I’m a 27-year-old multimedia journalist, author, and associate editor and writer for GOOD magazine. At GOOD, I mostly write about politics, gender, sex, relationships, and how Millennials are hustlin’ through the recession. I also curate the Tumblr Minimum Ragers, based on my piece in GOOD’s spring 2012 issue about young, downwardly mobile food service workers.
My writing has appeared in The Nation, The American Prospect, Slate, Salon, The Village Voice, The New York Observer, and Bitch, among others. I founded and blogged for 4 years at Girl-drive.com (based on my book of the same name), and have guest-blogged for a few other feministy and progressive sites. I was also named one of the The Feminist Press’ 40 Feminists Under 40 in 2010, which was cool, mainly because I got to meet Mira Nair and Uma Thurman.
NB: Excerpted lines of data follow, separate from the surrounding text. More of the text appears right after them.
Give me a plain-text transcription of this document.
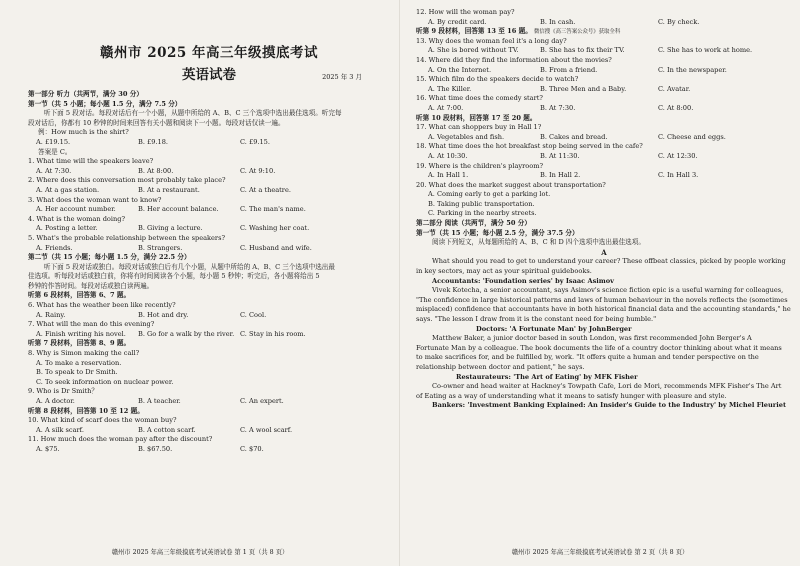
赣州市 2025 年高三年级摸底考试
英语试卷	2025 年 3 月
第一部分 听力（共两节，满分 30 分）
第一节（共 5 小题；每小题 1.5 分，满分 7.5 分）
听下面 5 段对话。每段对话后有一个小题，从题中所给的 A、B、C 三个选项中选出最佳选项。听完每
段对话后，你都有 10 秒钟的时间来回答有关小题和阅读下一小题。每段对话仅读一遍。
例：How much is the shirt?
A. £19.15.	B. £9.18.	C. £9.15.
答案是 C。
1. What time will the speakers leave?
A. At 7:30.	B. At 8:00.	C. At 9:10.
2. Where does this conversation most probably take place?
A. At a gas station.	B. At a restaurant.	C. At a theatre.
3. What does the woman want to know?
A. Her account number.	B. Her account balance.	C. The man's name.
4. What is the woman doing?
A. Posting a letter.	B. Giving a lecture.	C. Washing her coat.
5. What's the probable relationship between the speakers?
A. Friends.	B. Strangers.	C. Husband and wife.
第二节（共 15 小题；每小题 1.5 分，满分 22.5 分）
听下面 5 段对话或独白。每段对话或独白后有几个小题，从题中所给的 A、B、C 三个选项中选出最
佳选项。听每段对话或独白前，你将有时间阅读各个小题，每小题 5 秒钟；听完后，各小题将给出 5
秒钟的作答时间。每段对话或独白读两遍。
听第 6 段材料，回答第 6、7 题。
6. What has the weather been like recently?
A. Rainy.	B. Hot and dry.	C. Cool.
7. What will the man do this evening?
A. Finish writing his novel.	B. Go for a walk by the river. C. Stay in his room.
听第 7 段材料，回答第 8、9 题。
8. Why is Simon making the call?
A. To make a reservation.
B. To speak to Dr Smith.
C. To seek information on nuclear power.
9. Who is Dr Smith？
A. A doctor.	B. A teacher.	C. An expert.
听第 8 段材料，回答第 10 至 12 题。
10. What kind of scarf does the woman buy?
A. A silk scarf.	B. A cotton scarf.	C. A wool scarf.
11. How much does the woman pay after the discount?
A. $75.	B. $67.50.	C. $70.
赣州市 2025 年高三年级摸底考试英语试卷 第 1 页（共 8 页）
12. How will the woman pay?
A. By credit card.	B. In cash.	C. By check.
听第 9 段材料，回答第 13 至 16 题。 微信搜《高三答案公众号》获取全科
13. Why does the woman feel it's a long day?
A. She is bored without TV.	B. She has to fix their TV.	C. She has to work at home.
14. Where did they find the information about the movies?
A. On the Internet.	B. From a friend.	C. In the newspaper.
15. Which film do the speakers decide to watch?
A. The Killer.	B. Three Men and a Baby.	C. Avatar.
16. What time does the comedy start?
A. At 7:00.	B. At 7:30.	C. At 8:00.
听第 10 段材料，回答第 17 至 20 题。
17. What can shoppers buy in Hall 1?
A. Vegetables and fish.	B. Cakes and bread.	C. Cheese and eggs.
18. What time does the hot breakfast stop being served in the cafe?
A. At 10:30.	B. At 11:30.	C. At 12:30.
19. Where is the children's playroom?
A. In Hall 1.	B. In Hall 2.	C. In Hall 3.
20. What does the market suggest about transportation?
A. Coming early to get a parking lot.
B. Taking public transportation.
C. Parking in the nearby streets.
第二部分 阅读（共两节，满分 50 分）
第一节（共 15 小题；每小题 2.5 分，满分 37.5 分）
阅读下列短文，从每题所给的 A、B、C 和 D 四个选项中选出最佳选项。
A
What should you read to get to understand your career? These offbeat classics, picked by people working
in key sectors, may act as your spiritual guidebooks.
Accountants: 'Foundation series' by Isaac Asimov
Vivek Kotecha, a senior accountant, says Asimov's science fiction epic is a useful warning for colleagues,
"The confidence in large historical patterns and laws of human behaviour in the novels reflects the (sometimes
misplaced) confidence that accountants have in both historical financial data and the accounting standards," he
says. "The lesson I draw from it is the constant need for being humble."
Doctors: 'A Fortunate Man' by JohnBerger
Matthew Baker, a junior doctor based in south London, was first recommended John Berger's A
Fortunate Man by a colleague. The book documents the life of a country doctor thinking about what it means
to make sacrifices for, and be fulfilled by, work. "It offers quite a human and tender perspective on the
relationship between doctor and patient," he says.
Restaurateurs: 'The Art of Eating' by MFK Fisher
Co-owner and head waiter at Hackney's Towpath Cafe, Lori de Mori, recommends MFK Fisher's The Art
of Eating as a way of understanding what it means to satisfy hunger with pleasure and style.
Bankers: 'Investment Banking Explained: An Insider's Guide to the Industry' by Michel Fleuriet
赣州市 2025 年高三年级摸底考试英语试卷 第 2 页（共 8 页）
I’ve also been intertwined with public radio a bunch; I was associate producer on Farai Chideya’s national Pop and Politics series and worked on WNYC’s music talk show Soundcheck. I was a founding co-host of “Feminist Wednesday” with Molly and Brian on Chicago Public Radio’s Vocalo.org, and I still call to check in once in a while.
I co-authored the book, Girldrive: Criss-crossing America, Redefining Feminism, with my friend Emma Bee Bernstein. The book chronicles our road trip across the country to find out what young women think about feminism. I’m also the editor for a new anthology of my mama Ellen Willis’s rock criticism, called Out of the Vinyl Deeps.
I graduated from Wesleyan University in 2006. I wrote my honors thesis on 1970s porn movies and their influence on and reflection of the sex revolution and feminism—and got Wesleyan to pay for every porn movie I watched. Which is a fact I’m particularly proud of.